Source: The Manchester Republican, June 12, 1873


About the year 1840, Samuel Leonard erected and put in operation the first foundry, in this place. (It is not our purpose to give a history of early times here; we leave that for the historian, our business is with the present.) The foundry has been carried on with varied success, since its first establishment. Mr. Ball, one of its present owners, owned and worked it fifteen years, or more, ago, but sold it to the Peek Brothers' a few years since, and bought it again this spring. it is now under the control of S.W. Ball and R.H. Peek; who have leased it for a term of years. They are both young men, and have the energy and pluck to make the business a success. They have already made some very important improvements and contemplate still larger ones this fall. They are principally engaged, at present, in the manufacture of cast and steel breaking plows, of which they make 25 per week (when not engaged on other work), worth at the shop $300.00, or an average of $12.00 each. The demand for their plows is greater than their ability to supply. They are running a repair shop in connection, where they repair almost everything made of iron, from a three-quarter bolt to a mill shaft.

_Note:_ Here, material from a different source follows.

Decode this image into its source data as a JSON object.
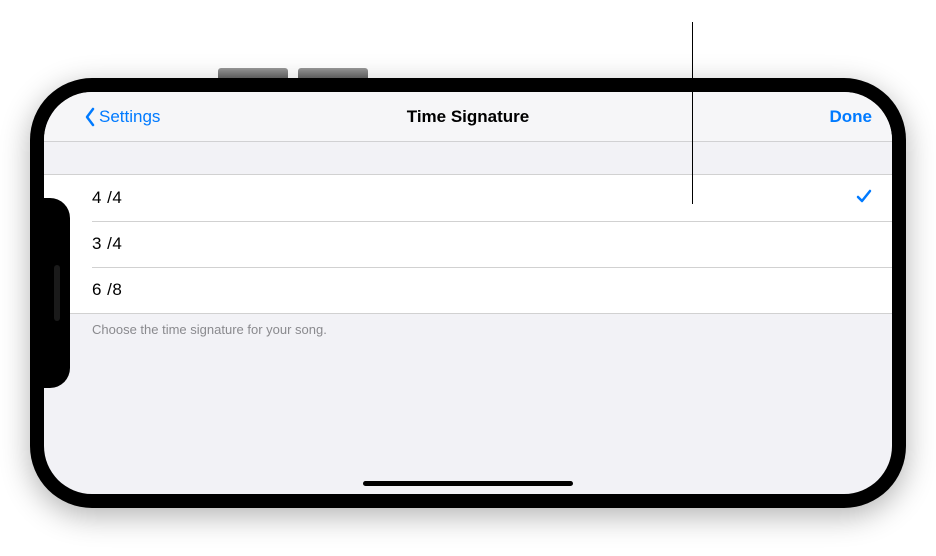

Farmers of the Eel river valley, will find the Manchester Foundry and Machine Shop, a good place to send their threshers, mowers, and other implements to have them repaired. The work can be done there, just as well, as in any of the larger cities, and on equally as favorable terms.

Source: North Manchester Journal, March 8, 1883

The Manchester Foundry is getting out one hundred of their new patent plow. The patent is upon the point, a reversible self-sharpener arrangement, that is said, by those who have tried it, to be a success. One point of this make will do the work of three of the ordinary make. The plow is provided with steel mouldboard, jointer and all the latest improvements, and promises to be the coming plow.